The song has been used in various films, including Pink Flamingos (1972), Back to the Beach (1987), Full Metal Jacket (1987), Home for the Holidays (1995), Fred Claus (2007), The Villain (2009), The Big Year (2011) and Woody Woodpecker (2017).

"Surfin' Bird" was frequently played on Detroit radio and TV stations over the summer of 1976 during segments featuring the Tigers' 21-year old rookie sensation Mark Fidrych. Fidrych was nicknamed "The Bird" because of his supposed resemblance to Sesame Streets Big Bird character, and because of his cartoonish antics on the mound, which included talking to the ball between pitches. Fidrych was named American League Rookie of the Year in 1976, and finished second in the voting for the American League Cy Young Award.

A cover of "Surfin' Bird" was used in the first episode of the 1989 series The Super Mario Bros. Super Show!, "The Bird! The Bird!" As with all cover songs from the show, later releases of the episode replaced the song with generic music. A separate cover of the song was also the theme song of the 1998 animated series Birdz.

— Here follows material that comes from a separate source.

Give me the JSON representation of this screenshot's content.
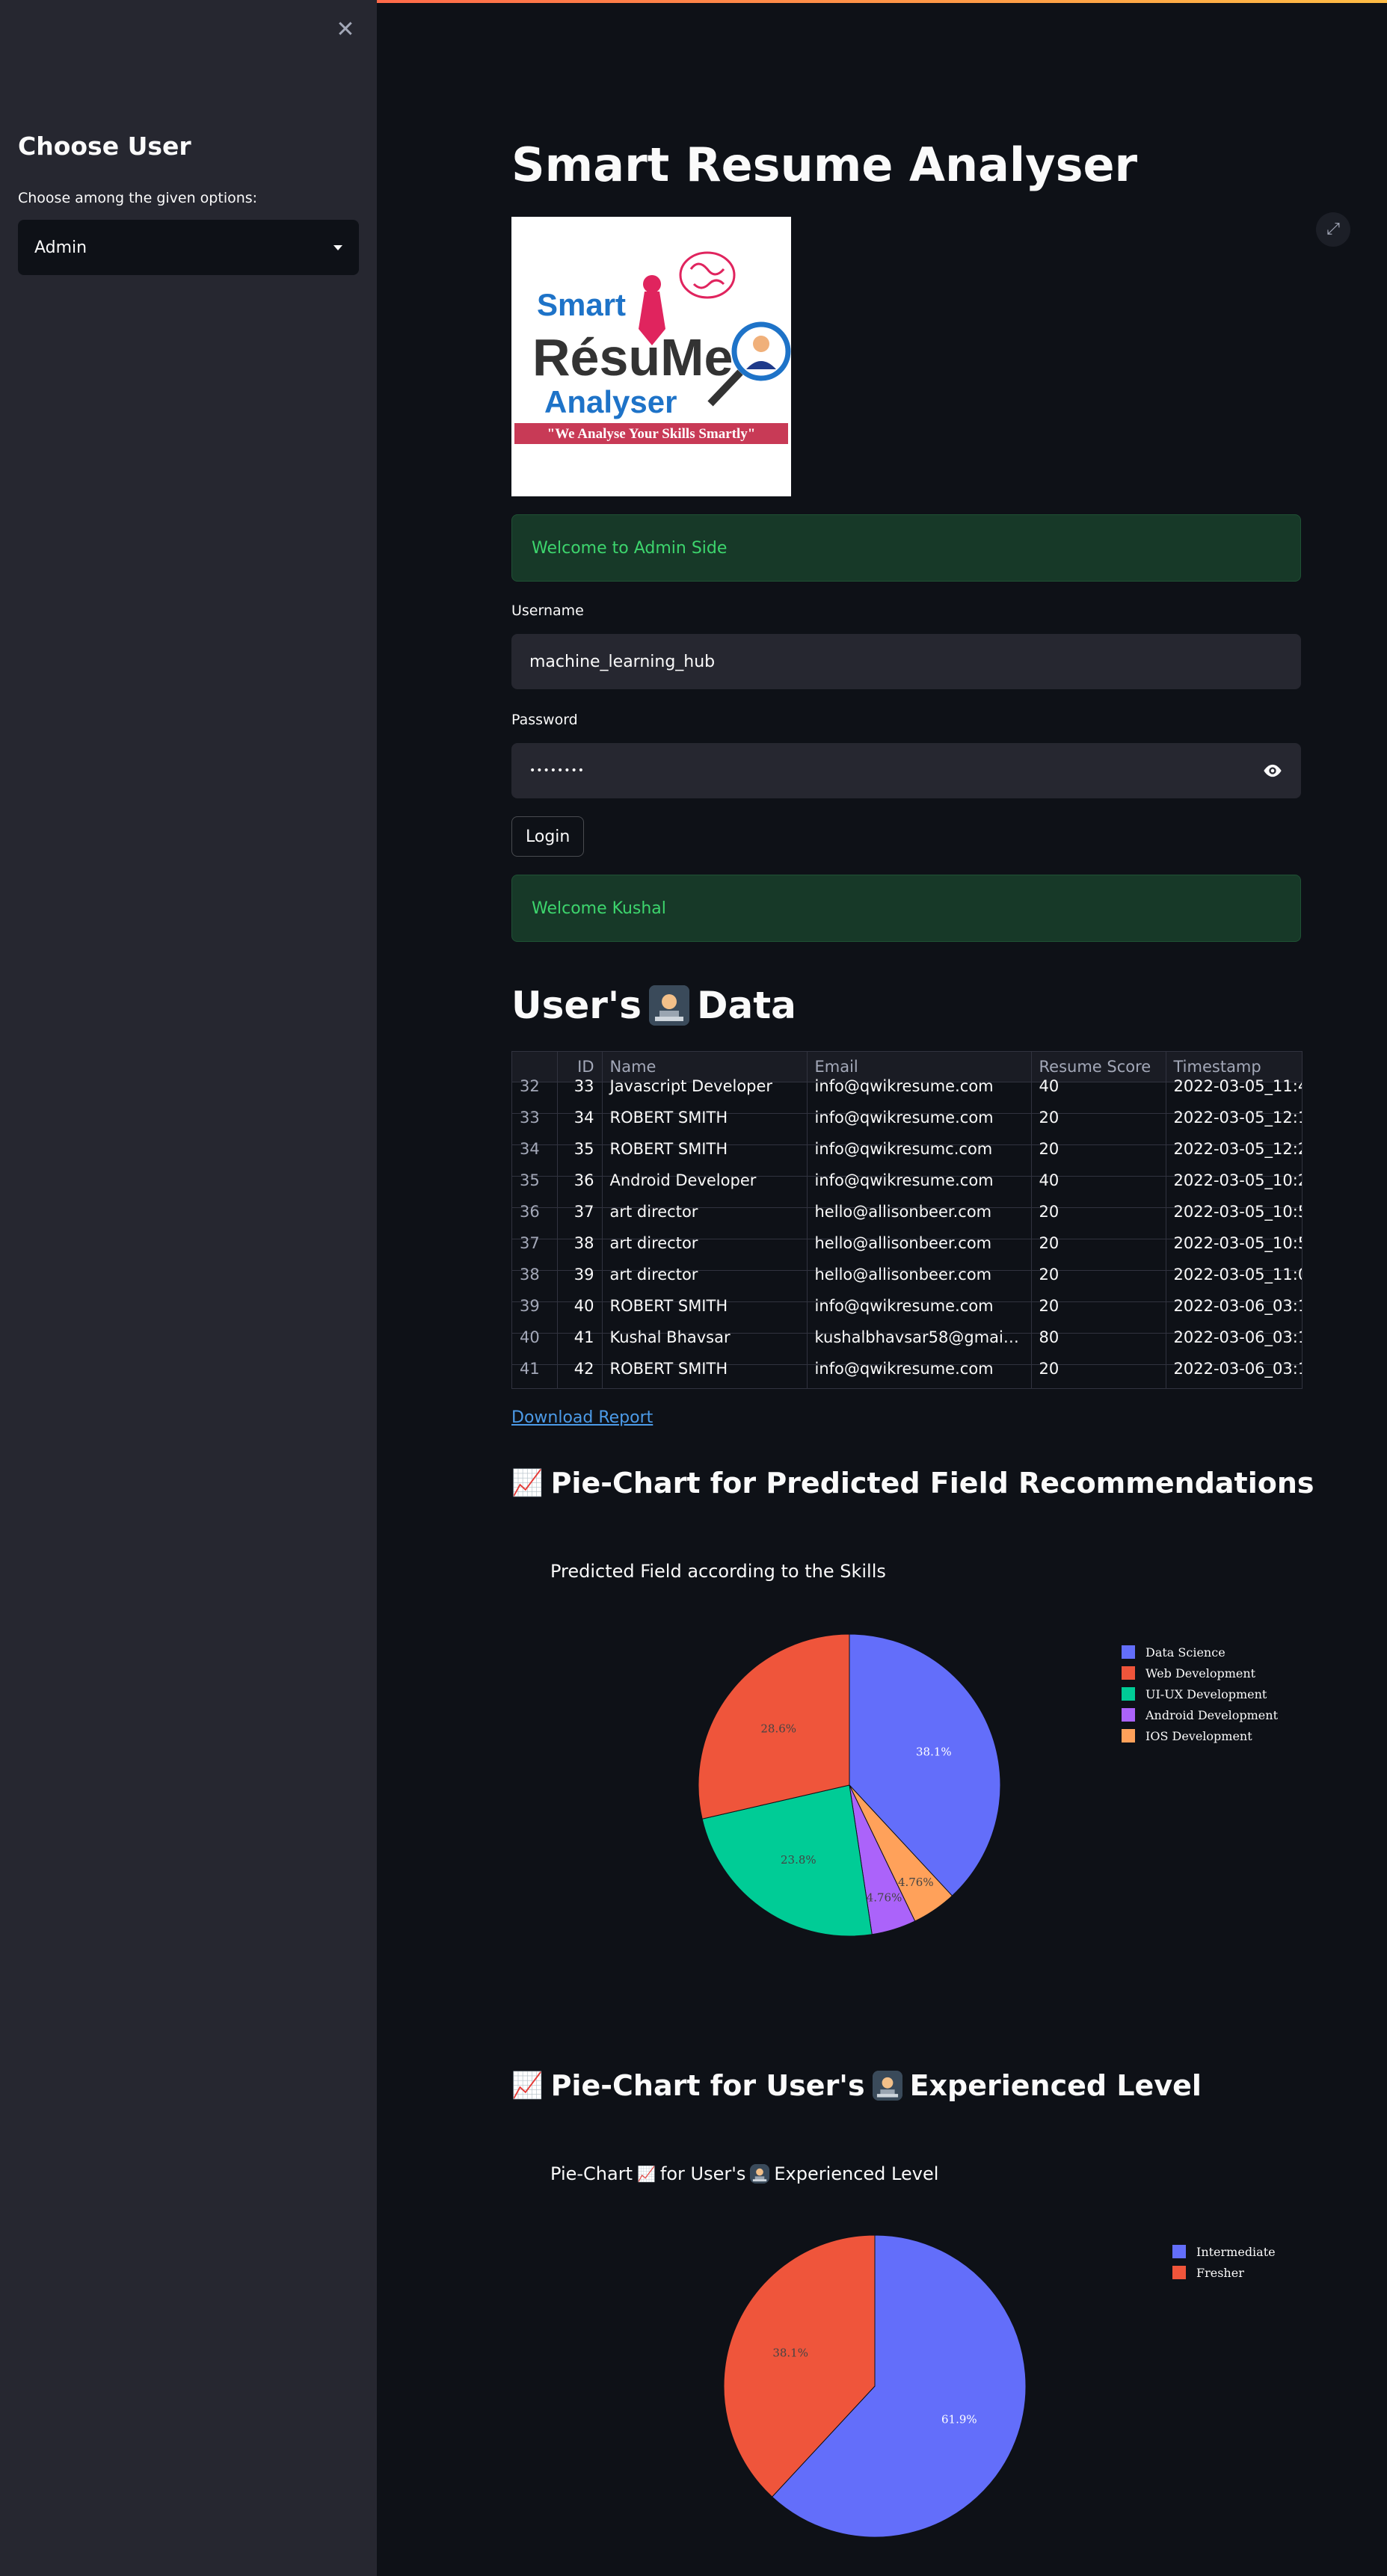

The song is prominently featured in the 2008 Family Guy season 7 episode "I Dream of Jesus", in which Peter Griffin (Seth MacFarlane) overhears the song at a diner and remembers it as his favorite childhood song. He proceeds to annoy his family by taking the record from the diner and playing the song virtually nonstop for the rest of the episode. "Surfin' Bird" has since become a recurring gag on the show.